Suppose we want to find a random \(1024\)-bit prime (e.g., to use with ElGamal’s encryption or the RSA), i.e., a prime \(p\) such that \(2^{1023} < p < 2^{1024}\). There are about

\[\frac{2^{1024}}{1024 \cdot \log(2)} - \frac{2^{1023}}{1023 \cdot \log(2)} \approx 1.26 \cdot 10^{305}\]

such primes. That is a lot, but the range is also huge: the probability that a random element in the range is prime is about \(0.14\%\). So, if we pick about \((0.0014)^{-1} \approx 714\) random elements in the range, there is a good chance one of them will be prime. (We can test them using Miller-Rabin.)

But we can do better! For instance, we can avoid multiples of, say, \(2\), \(3\), \(5\), \(7\), and \(11\). Here is one way of doing it: pick a number relatively prime to \(2 \cdot 3 \cdot 5 \cdot 7 \cdot 11 = 2310\), e.g., \(13\).

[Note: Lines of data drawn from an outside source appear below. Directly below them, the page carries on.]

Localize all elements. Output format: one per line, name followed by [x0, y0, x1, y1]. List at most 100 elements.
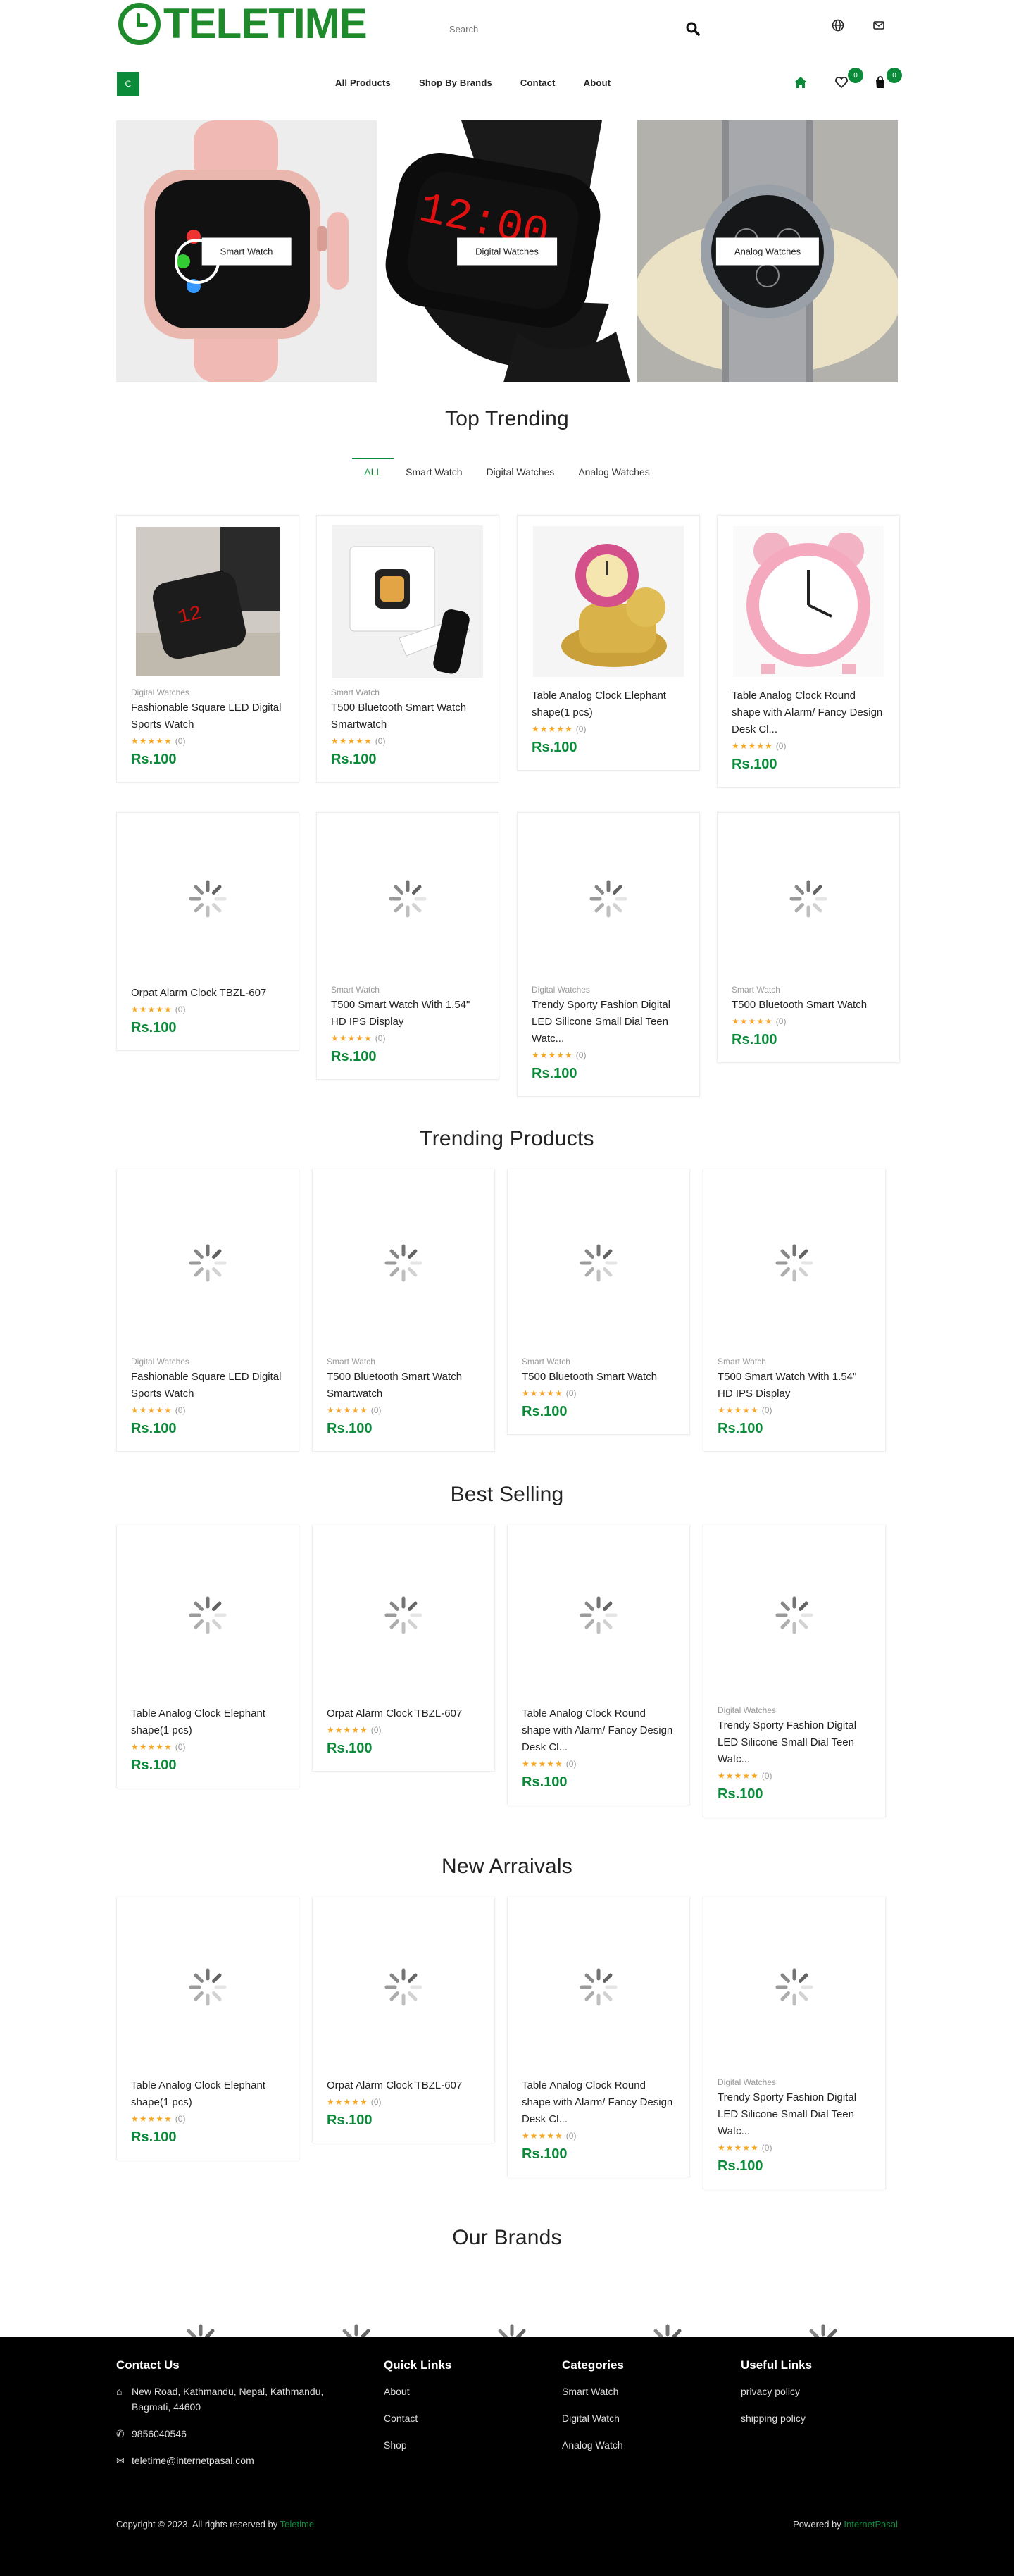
footer-link-privacy-policy[interactable]: privacy policy: [741, 2384, 812, 2399]
product-name[interactable]: T500 Bluetooth Smart Watch Smartwatch: [327, 1369, 480, 1402]
product-name[interactable]: Trendy Sporty Fashion Digital LED Silico…: [718, 2089, 871, 2140]
product-image-loading[interactable]: [518, 813, 699, 985]
logo[interactable]: TELETIME: [118, 3, 368, 45]
product-name[interactable]: Fashionable Square LED Digital Sports Wa…: [131, 699, 284, 733]
nav-link-about[interactable]: About: [584, 77, 611, 88]
product-image-loading[interactable]: [317, 813, 499, 985]
product-image-loading[interactable]: [313, 1897, 494, 2077]
product-card[interactable]: Digital Watches Trendy Sporty Fashion Di…: [517, 812, 700, 1097]
product-image[interactable]: 12: [117, 516, 299, 687]
product-image-loading[interactable]: [313, 1525, 494, 1705]
product-card[interactable]: Digital Watches Trendy Sporty Fashion Di…: [703, 1897, 886, 2189]
product-name[interactable]: Table Analog Clock Elephant shape(1 pcs): [131, 2077, 284, 2111]
product-card[interactable]: Table Analog Clock Round shape with Alar…: [507, 1525, 690, 1805]
footer-link-analog-watch[interactable]: Analog Watch: [562, 2437, 624, 2453]
product-card[interactable]: Digital Watches Fashionable Square LED D…: [116, 1169, 299, 1452]
tab-analog-watches[interactable]: Analog Watches: [566, 458, 661, 486]
product-name[interactable]: T500 Bluetooth Smart Watch Smartwatch: [331, 699, 484, 733]
product-card[interactable]: Smart Watch T500 Bluetooth Smart Watch ★…: [507, 1169, 690, 1435]
star-icons: ★★★★★: [331, 736, 373, 746]
banner-label-smart-watch[interactable]: Smart Watch: [201, 237, 292, 266]
product-image-loading[interactable]: [117, 813, 299, 985]
product-name[interactable]: T500 Smart Watch With 1.54" HD IPS Displ…: [331, 997, 484, 1031]
product-card[interactable]: Table Analog Clock Elephant shape(1 pcs)…: [517, 515, 700, 771]
banner-label-analog-watches[interactable]: Analog Watches: [715, 237, 820, 266]
home-icon[interactable]: [793, 75, 813, 94]
footer-link-digital-watch[interactable]: Digital Watch: [562, 2410, 624, 2426]
product-name[interactable]: Table Analog Clock Elephant shape(1 pcs): [131, 1705, 284, 1739]
product-name[interactable]: Table Analog Clock Round shape with Alar…: [522, 2077, 675, 2128]
wishlist-button[interactable]: 0: [834, 68, 863, 94]
product-image-loading[interactable]: [508, 1897, 689, 2077]
product-name[interactable]: Fashionable Square LED Digital Sports Wa…: [131, 1369, 284, 1402]
product-image-loading[interactable]: [718, 813, 899, 985]
product-image-loading[interactable]: [703, 1525, 885, 1705]
footer-quick-links-title: Quick Links: [384, 2358, 452, 2372]
star-icons: ★★★★★: [732, 741, 773, 751]
footer-link-contact[interactable]: Contact: [384, 2410, 451, 2426]
product-image-loading[interactable]: [313, 1169, 494, 1357]
product-card[interactable]: Table Analog Clock Elephant shape(1 pcs)…: [116, 1897, 299, 2160]
product-name[interactable]: T500 Smart Watch With 1.54" HD IPS Displ…: [718, 1369, 871, 1402]
product-name[interactable]: Trendy Sporty Fashion Digital LED Silico…: [532, 997, 685, 1047]
category-menu-button[interactable]: C: [117, 72, 139, 96]
product-card[interactable]: Smart Watch T500 Smart Watch With 1.54" …: [703, 1169, 886, 1452]
banner-analog-watches[interactable]: Analog Watches: [637, 120, 898, 382]
copyright-brand-link[interactable]: Teletime: [280, 2519, 314, 2530]
nav-link-all-products[interactable]: All Products: [335, 77, 391, 88]
product-image-loading[interactable]: [117, 1169, 299, 1357]
powered-by-brand-link[interactable]: InternetPasal: [844, 2519, 898, 2530]
product-image[interactable]: [317, 516, 499, 687]
product-name[interactable]: Orpat Alarm Clock TBZL-607: [327, 2077, 480, 2094]
product-card[interactable]: 12 Digital Watches Fashionable Square LE…: [116, 515, 299, 783]
search-icon[interactable]: [686, 22, 700, 36]
product-image-loading[interactable]: [703, 1169, 885, 1357]
footer-link-shop[interactable]: Shop: [384, 2437, 451, 2453]
product-image-loading[interactable]: [117, 1897, 299, 2077]
banner-smart-watch[interactable]: Smart Watch: [116, 120, 377, 382]
product-card[interactable]: Orpat Alarm Clock TBZL-607 ★★★★★ (0) Rs.1…: [312, 1525, 495, 1772]
product-name[interactable]: Trendy Sporty Fashion Digital LED Silico…: [718, 1717, 871, 1768]
footer-link-shipping-policy[interactable]: shipping policy: [741, 2410, 812, 2426]
product-card[interactable]: Table Analog Clock Round shape with Alar…: [507, 1897, 690, 2177]
product-card[interactable]: Table Analog Clock Round shape with Alar…: [717, 515, 900, 788]
search-input[interactable]: [442, 15, 710, 42]
product-card[interactable]: Smart Watch T500 Bluetooth Smart Watch S…: [316, 515, 499, 783]
product-name[interactable]: Orpat Alarm Clock TBZL-607: [131, 985, 284, 1002]
product-name[interactable]: Table Analog Clock Round shape with Alar…: [522, 1705, 675, 1756]
banner-label-digital-watches[interactable]: Digital Watches: [457, 237, 557, 266]
product-image-loading[interactable]: [117, 1525, 299, 1705]
product-image[interactable]: [518, 516, 699, 687]
product-name[interactable]: Table Analog Clock Elephant shape(1 pcs): [532, 687, 685, 721]
tab-all[interactable]: ALL: [352, 458, 394, 486]
product-name[interactable]: Table Analog Clock Round shape with Alar…: [732, 687, 885, 738]
product-card[interactable]: Smart Watch T500 Smart Watch With 1.54" …: [316, 812, 499, 1080]
footer-link-smart-watch[interactable]: Smart Watch: [562, 2384, 624, 2399]
product-card[interactable]: Orpat Alarm Clock TBZL-607 ★★★★★ (0) Rs.1…: [116, 812, 299, 1051]
product-image-loading[interactable]: [508, 1169, 689, 1357]
banner-digital-watches[interactable]: 12:00 Digital Watches: [377, 120, 637, 382]
product-name[interactable]: T500 Bluetooth Smart Watch: [522, 1369, 675, 1386]
product-name[interactable]: Orpat Alarm Clock TBZL-607: [327, 1705, 480, 1722]
globe-icon[interactable]: [831, 18, 852, 39]
trending-products-title: Trending Products: [420, 1127, 594, 1150]
product-image[interactable]: [718, 516, 899, 687]
footer-email[interactable]: ✉ teletime@internetpasal.com: [116, 2453, 356, 2468]
footer-link-about[interactable]: About: [384, 2384, 451, 2399]
product-card[interactable]: Smart Watch T500 Bluetooth Smart Watch ★…: [717, 812, 900, 1063]
product-card[interactable]: Smart Watch T500 Bluetooth Smart Watch S…: [312, 1169, 495, 1452]
nav-link-contact[interactable]: Contact: [520, 77, 556, 88]
product-image-loading[interactable]: [508, 1525, 689, 1705]
product-card[interactable]: Digital Watches Trendy Sporty Fashion Di…: [703, 1525, 886, 1817]
product-image-loading[interactable]: [703, 1897, 885, 2077]
product-price: Rs.100: [131, 752, 177, 767]
nav-link-shop-by-brands[interactable]: Shop By Brands: [419, 77, 492, 88]
tab-digital-watches[interactable]: Digital Watches: [475, 458, 567, 486]
cart-button[interactable]: 0: [872, 68, 902, 94]
tab-smart-watch[interactable]: Smart Watch: [394, 458, 474, 486]
footer-phone[interactable]: ✆ 9856040546: [116, 2426, 356, 2441]
product-name[interactable]: T500 Bluetooth Smart Watch: [732, 997, 885, 1014]
mail-icon[interactable]: [872, 18, 893, 39]
product-card[interactable]: Orpat Alarm Clock TBZL-607 ★★★★★ (0) Rs.1…: [312, 1897, 495, 2143]
product-card[interactable]: Table Analog Clock Elephant shape(1 pcs)…: [116, 1525, 299, 1788]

Then, for any integer \(k\), the number \(N = 2310 \cdot k + 13\) is relatively prime to \(2310\), as by the Euclidean Algorithm (or, more precisely, by the idea behind it), we have

\[\gcd(N, 2310) = \gcd(N - 2310 \cdot k, 2310) = \gcd(13, 2310) = 1.\]

Then, to choose a number in our range from \(2^{1023}\) to \(2^{1024}\), we simply pick \(k\) in the range from \(\lceil (2^{1023} - 13)/2310 \rceil\) to \(\lfloor (2^{1024} - 13) / 2310 \rfloor\).

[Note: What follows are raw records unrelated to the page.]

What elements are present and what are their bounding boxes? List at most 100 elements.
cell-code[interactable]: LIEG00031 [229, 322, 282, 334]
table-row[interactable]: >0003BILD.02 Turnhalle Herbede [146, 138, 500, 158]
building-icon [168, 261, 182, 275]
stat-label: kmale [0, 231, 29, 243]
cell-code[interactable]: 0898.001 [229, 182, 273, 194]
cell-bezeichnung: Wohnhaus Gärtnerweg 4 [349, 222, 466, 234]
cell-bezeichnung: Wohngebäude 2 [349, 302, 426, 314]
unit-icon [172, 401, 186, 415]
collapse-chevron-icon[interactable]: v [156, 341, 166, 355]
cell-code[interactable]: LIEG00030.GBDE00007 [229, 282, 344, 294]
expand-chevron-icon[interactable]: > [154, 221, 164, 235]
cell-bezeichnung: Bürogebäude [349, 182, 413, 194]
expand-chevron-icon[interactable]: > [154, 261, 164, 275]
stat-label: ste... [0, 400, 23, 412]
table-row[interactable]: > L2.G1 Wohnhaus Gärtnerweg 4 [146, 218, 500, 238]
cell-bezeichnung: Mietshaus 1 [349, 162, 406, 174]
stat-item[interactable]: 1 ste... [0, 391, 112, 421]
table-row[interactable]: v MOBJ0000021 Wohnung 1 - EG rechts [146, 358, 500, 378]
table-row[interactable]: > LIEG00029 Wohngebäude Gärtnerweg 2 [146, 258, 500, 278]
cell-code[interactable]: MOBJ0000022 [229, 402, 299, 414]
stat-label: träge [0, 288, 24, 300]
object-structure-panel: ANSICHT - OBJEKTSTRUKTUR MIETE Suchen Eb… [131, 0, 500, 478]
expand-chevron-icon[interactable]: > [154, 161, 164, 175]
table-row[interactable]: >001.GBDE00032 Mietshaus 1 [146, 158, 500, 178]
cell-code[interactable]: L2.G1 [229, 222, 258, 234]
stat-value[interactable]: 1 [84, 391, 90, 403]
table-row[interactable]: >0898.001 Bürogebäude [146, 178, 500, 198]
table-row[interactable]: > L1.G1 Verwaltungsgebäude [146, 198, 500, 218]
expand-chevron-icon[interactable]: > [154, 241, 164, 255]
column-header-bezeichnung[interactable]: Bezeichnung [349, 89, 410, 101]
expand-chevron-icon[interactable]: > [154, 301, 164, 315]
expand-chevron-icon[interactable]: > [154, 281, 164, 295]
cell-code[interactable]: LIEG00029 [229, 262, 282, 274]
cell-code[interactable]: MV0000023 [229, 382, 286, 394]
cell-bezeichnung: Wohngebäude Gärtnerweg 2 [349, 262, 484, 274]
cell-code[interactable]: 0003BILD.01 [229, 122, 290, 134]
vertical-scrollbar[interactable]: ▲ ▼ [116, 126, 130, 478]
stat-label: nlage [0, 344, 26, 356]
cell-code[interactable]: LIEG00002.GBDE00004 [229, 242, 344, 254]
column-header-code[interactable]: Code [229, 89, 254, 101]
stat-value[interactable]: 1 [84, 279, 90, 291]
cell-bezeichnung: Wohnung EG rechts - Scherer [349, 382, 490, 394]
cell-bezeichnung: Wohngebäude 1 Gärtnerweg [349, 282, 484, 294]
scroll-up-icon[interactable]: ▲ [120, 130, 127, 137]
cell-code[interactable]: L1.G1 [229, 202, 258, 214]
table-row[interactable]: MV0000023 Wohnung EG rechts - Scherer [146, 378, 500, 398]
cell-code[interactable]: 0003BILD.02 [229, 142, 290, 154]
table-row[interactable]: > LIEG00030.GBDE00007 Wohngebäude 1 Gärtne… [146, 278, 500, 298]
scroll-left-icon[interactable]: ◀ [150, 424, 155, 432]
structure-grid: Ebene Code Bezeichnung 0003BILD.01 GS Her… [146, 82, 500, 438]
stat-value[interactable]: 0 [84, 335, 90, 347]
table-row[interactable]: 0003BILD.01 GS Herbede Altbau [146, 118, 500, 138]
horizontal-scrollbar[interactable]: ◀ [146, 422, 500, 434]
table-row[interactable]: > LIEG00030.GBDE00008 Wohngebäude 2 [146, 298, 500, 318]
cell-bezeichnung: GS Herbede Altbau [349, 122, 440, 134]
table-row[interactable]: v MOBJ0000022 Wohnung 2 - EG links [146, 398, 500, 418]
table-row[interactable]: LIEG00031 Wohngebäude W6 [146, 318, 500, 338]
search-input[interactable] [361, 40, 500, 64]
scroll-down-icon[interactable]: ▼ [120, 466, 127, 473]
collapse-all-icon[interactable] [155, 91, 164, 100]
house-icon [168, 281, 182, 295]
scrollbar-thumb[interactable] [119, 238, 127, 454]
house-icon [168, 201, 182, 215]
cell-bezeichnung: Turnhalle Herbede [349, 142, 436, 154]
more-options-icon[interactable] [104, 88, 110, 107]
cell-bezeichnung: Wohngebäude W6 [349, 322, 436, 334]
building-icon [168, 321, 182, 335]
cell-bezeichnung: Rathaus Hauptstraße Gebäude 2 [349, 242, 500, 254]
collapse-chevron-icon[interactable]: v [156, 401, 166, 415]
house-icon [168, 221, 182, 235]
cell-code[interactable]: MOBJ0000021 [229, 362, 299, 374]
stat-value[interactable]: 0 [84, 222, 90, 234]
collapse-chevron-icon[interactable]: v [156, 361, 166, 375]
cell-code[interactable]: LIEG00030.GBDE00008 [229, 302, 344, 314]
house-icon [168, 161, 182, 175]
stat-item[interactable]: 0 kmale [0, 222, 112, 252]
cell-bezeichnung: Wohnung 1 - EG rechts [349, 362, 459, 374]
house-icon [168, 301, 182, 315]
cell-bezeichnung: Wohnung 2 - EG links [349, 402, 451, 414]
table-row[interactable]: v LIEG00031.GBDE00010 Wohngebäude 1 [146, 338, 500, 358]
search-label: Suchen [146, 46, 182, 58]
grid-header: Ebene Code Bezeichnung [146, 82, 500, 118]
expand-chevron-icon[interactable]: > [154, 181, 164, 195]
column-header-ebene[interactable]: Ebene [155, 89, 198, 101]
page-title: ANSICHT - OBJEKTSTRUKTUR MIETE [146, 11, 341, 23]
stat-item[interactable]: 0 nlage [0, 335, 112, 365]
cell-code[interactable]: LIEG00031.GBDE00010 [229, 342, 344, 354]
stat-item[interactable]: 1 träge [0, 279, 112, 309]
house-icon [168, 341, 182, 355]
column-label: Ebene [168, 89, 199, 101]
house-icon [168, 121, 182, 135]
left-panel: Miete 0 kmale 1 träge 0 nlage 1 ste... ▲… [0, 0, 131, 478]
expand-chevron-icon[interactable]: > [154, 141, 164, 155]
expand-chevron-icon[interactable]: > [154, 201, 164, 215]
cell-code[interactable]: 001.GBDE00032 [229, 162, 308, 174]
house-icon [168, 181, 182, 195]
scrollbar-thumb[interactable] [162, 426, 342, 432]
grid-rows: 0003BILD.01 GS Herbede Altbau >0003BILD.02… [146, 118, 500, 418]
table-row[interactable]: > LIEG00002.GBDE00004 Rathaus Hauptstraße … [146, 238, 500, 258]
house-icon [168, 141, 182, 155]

But how does this improve the probability of getting a random prime in the range? The math behind is not complex, and involves basically solutions of systems of congruences modulo the given primes: we must have

\[\begin{split}\begin{align*} x &\equiv 1 \pmod{2} \\ x &\equiv a_3 \pmod{3} \\ x & \equiv a_5 \pmod{5} \\ x &\equiv a_7 \pmod{7} \\ x &\equiv a_{11} \pmod{11} \end{align*}\end{split}\]

where the \(a_p\)’s can be any choice between \(1\) and \(p-1\). An analysis of the number of solutions gives that between \(1\) and some large \(N\), we have about

\[N \cdot \frac{2-1}{2} \cdot \frac{3-1}{3} \cdot \frac{5-1}{5} \cdot \frac{7-1}{7} \cdot \frac{11-1}{11} \approx 0.21 \cdot N,\]

numbers not divisible by \(2\), \(3\), \(5\), \(7\), or \(11\). So, the probability that a random number between \(1\) and \(N\) and not divisible by those primes is prime, is approximately

\[\frac{\pi(N) - 4}{0.21 \cdot N} \approx 4.8 \cdot \frac{\pi(N) - 4}{N} \approx 4.8 \cdot \frac{1}{\log(N)}.\]

In our example, using this method, we probably need to test only about \(0.21 \cdot 714 \approx 150\) random numbers \(k\) before we find a prime, instead of about \(714\), a good improvement.

11.4.1. Adding More Primes?#

This is a very reasonable improvement. Can we do better if we add more primes to the list? We can, but not by much. The problem is that every time we add a prime \(p\) to our list of primes to avoid, we increase the probability that a random \(k\) will give a prime by a factor of \(p/(p-1)\). As \(p\) gets large, this number gets very close to \(1\), so it does not make much of a difference. So, if we avoid primes \(2, 3, 5, \ldots, p_k\) (so \(p_k\) is the largest prime in the list and we include all primes below it), the increase the probability by a factor of

\[\frac{2}{1} \cdot \frac{3}{2} \cdot \frac{5}{4} \cdots \frac{p_k}{p_k - 1}.\]

Improvement Factors by Avoiding Primes Up to p_k shows the improvements obtained by going to \(p_k\):

Table 11.2 Improvement Factors by Avoiding Primes Up to \(p_k\)#

\(p_k\)

Improvement Factor (Approximate)

\(11\)

\(4.8\)

\(13\)

\(5.2\)

\(17\)

\(5.5\)

\(19\)

\(5.8\)

\(1{,}009\)

\(12.3\)

\(10{,}007\)

\(16.4\)

Homework

You will implement this idea to get random primes in an interval in your homework.